Now that the dust has settled, we now know what the 2020-21 wrestling season will look like. I have two words for you.

Buckle up.

Those Olympic redshirts that sat out last season, they're all back. It was announced that the qualifiers for the Olympic Trials, scheduled for April, will keep their spots for when the trials are eventually held sometime next year.

That means Oklahoma State's Daton Fix and Virginia Tech's Mekhi Lewis are going to be fresher than ever transitioning back to folkstyle wrestling, making the Cowboys and Hokies deeper and trophy-worthy at the 2021 NCAA Championships.

But what does it mean for Cornell's Yianni Diakomihalis? He wrestled at the 65 kilogram weight for Team USA, the only weight the Americans failed to qualify for the Olympics.

Penn State alum Zain Retherford and Diakomihalis are the two front-runners to hopefully qualify that weight, but Retherford placed third at the Pan-Am qualifier and needed a second place finish to qualify the weight.

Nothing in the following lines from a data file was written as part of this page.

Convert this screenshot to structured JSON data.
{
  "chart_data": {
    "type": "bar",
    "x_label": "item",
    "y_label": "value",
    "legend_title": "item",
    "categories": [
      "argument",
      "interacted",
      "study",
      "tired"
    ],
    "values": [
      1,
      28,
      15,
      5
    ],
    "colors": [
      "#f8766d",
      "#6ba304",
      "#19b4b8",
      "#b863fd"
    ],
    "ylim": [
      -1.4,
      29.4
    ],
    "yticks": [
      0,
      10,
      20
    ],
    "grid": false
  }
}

David Carr Big 12 championship

Iowa State's David Carr celebrates winning the 157-pound championship match over Oklahoma State's Wyatt Sheets 6-4 on March 8 at the Big 12 Championships inside the Bank of Oklahoma Center in Tulsa, Oklahoma.

The wrestling community wants Diakomihalis to get his shot at qualifying 65 kilograms and I think he should get it, but he'll have to maneuver a path toward that opportunity.

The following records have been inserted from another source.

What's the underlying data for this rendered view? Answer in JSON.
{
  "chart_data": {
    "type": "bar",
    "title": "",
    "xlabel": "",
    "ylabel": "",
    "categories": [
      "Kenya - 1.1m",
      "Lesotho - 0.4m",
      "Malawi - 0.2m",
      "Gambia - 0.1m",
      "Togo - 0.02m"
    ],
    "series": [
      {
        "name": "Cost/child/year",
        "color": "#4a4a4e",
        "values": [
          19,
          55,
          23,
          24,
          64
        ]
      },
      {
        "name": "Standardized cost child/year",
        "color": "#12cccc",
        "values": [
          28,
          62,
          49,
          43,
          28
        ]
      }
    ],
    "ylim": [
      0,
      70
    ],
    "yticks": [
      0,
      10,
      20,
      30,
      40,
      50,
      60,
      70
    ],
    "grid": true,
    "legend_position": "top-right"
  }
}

Cornell is going to be really, really good. It can challenge Iowa for the team title and is definitely a top four team. Diakomihalis can wrestle at 141 pounds or bump to 149 and be the immediate favorite to win his third NCAA title.

He'll have to take a Spencer Lee approach and balance the collegiate schedule with the freestyle schedule to attempt to give Team USA the final of six weights for the now-2021 Olympics.

So since we covered freestyle, let's transition to folkstyle.

Iowa will be great once again. It'll have holes at 149 and 174, but has viable fill-ins with Missouri transfer Jaydin Eierman and Nelson Brands. The Hawkeyes will be the favorite once again.

Michigan is going to heavily challenge its Big 10 foe. The majority of the Wolverines starters are back, led by heavyweight Mason Parris.

We've already discussed how good Cornell will be, so will Oklahoma State, North Carolina State, Virginia Tech, North Carolina, Nebraska, Iowa State, the list goes on and on.

Bottom line is, the depth of the best teams will be on full display.

The Cyclones will have plenty of firepower to compete with the best, but health and lineup decisions will have to align just right for them to be competing for a trophy.

Right now, we're in store for one of the best seasons in a long time. It just would've been better if the qualified wrestlers received another year of eligibility.